Ciertamente, ha sido una escapada más alegre de lo esperado. Yo iba con el
corazón encogido, sabiendo que no debía llorar ni ponerme triste. Pero al final
siempre, aunque sea de carabina, he vuelto a esta maravilla de ciudad. Roma, al
fin. Si es que se me hace raro, raro, estar dentro del Panteón sin sacarte la
foto.
Nuestra asignatura pendiente en Ostia Antica, truncada
hace un par de años por el mal tiempo, ha quedado más que compensada. Pero, ay,
para ver bien esa maravilla hace falta mucho más tiempo, así que, sufriendo un
poco más, tendré que volver y hacerte de cicerone. Esta vez me ha parecido con
poco guiri y muchos chavales de “excursión cultural” en Ostia Antica, cosa
curiosa. Será porque es miércoles y, al igual que tú, la gente tiene el mal
hábito de trabajar en mitad de la semana. Lo de poner la oreja en las clases al
aire libre es toda una experiencia: explicaciones a “nivel bambino” que
sorprenden con su curiosidad. Que si el sestercio valía más o no que su peso en
oro… Y ver la cara de la profesora sin saber qué contestar no tiene precio.
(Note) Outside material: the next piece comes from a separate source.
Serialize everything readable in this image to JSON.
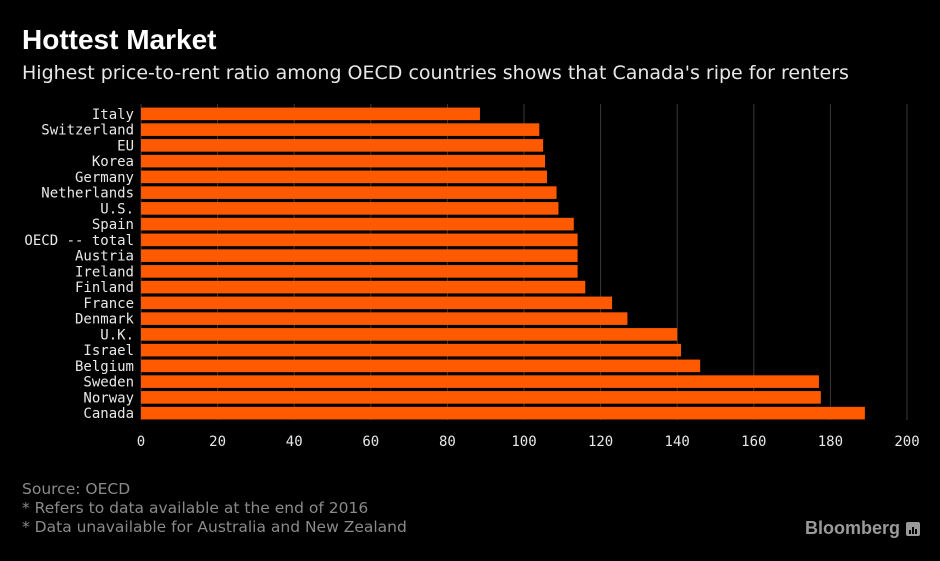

Nuestro guía —Álvaro, experto como el que más— nos lleva
a la carrera a ver los imprescindibles. Casas de cinco estrellas, eso sí. Se ha
olvidado de que ya no estamos para este ritmo, ni María ni yo. Yo sigo con las
agujetas después de tanto gimnasio. Paseíto por el puerto, donde Carlos se
lleva un alegrón viendo que la flota plentziatarra está en mucho mejor estado
de revista.
De regreso, en la Ciudad Eterna, una maravilla volver a
disfrutar de los mismos restaurantes, pasear por las calles que tanto hemos
recorrido juntos… aunque me falta medio cuerpo en Roma sin ti. Casi ni le digo
nada a Susi para que me compre algo. Algún regateo en el Campo de Fiori,
saludando a Mauro, y el bueno de su hermano Fabriccio me hace de trilero con el
azafrán; comprarle el ramito de pimientos a Franca… En fin, aunque me digan que
me llevan el producto a casa, hay que seguir viniendo y saludando para que
sepamos que seguimos vivos. Por cierto, me parece que en Roma han vuelto a
subir los precios. Tomar un pote: 8 € el vino tinto es un robo. Se ríen en
Bilbao cuando comparto con los del Desberdin para que me suban los precios,
pero ya nos llegará.
En Ostia volvemos a disfrutar de la pasta y de la tripa a la romana en el restaurante “Arianna al Borghetto”: trippa alla romana, abbacchio, carbonara… Todo como debe ser. En Roma, volvemos a la “Pizzeria del Baffetto”, la caprichosa de locos. Un lugar que no olvidaremos… para que me vuelvan a invitar en un 55 cumpleaños, aunque alguna borde cae con el graciosillo del camarero y la pizza con cebolla.
Pero la recomendación
gastronómica, sorprendentemente, es en el aeropuerto. Un trato de lujo a la
carta en la sala Plaza Premium First. La recepcionista, con una seguridad en el
producto que tiene entre sus manos, me suelta:
—¿Ha estado usted en esta sala antes?
—Pues no lo sé, mezclo los aeropuertos.
—Si no se acuerda, es que no ha estado.
¡Joder con la italiana!
Pues una gozada acoplarme así a este viaje —siempre hace falta un violinista, aunque toque desafinado— para un cumpleaños con rima importante, aunque sea de carabina. Una que yo sé ya está planificando el siguiente viaje, que para eso es eterna, como la ciudad.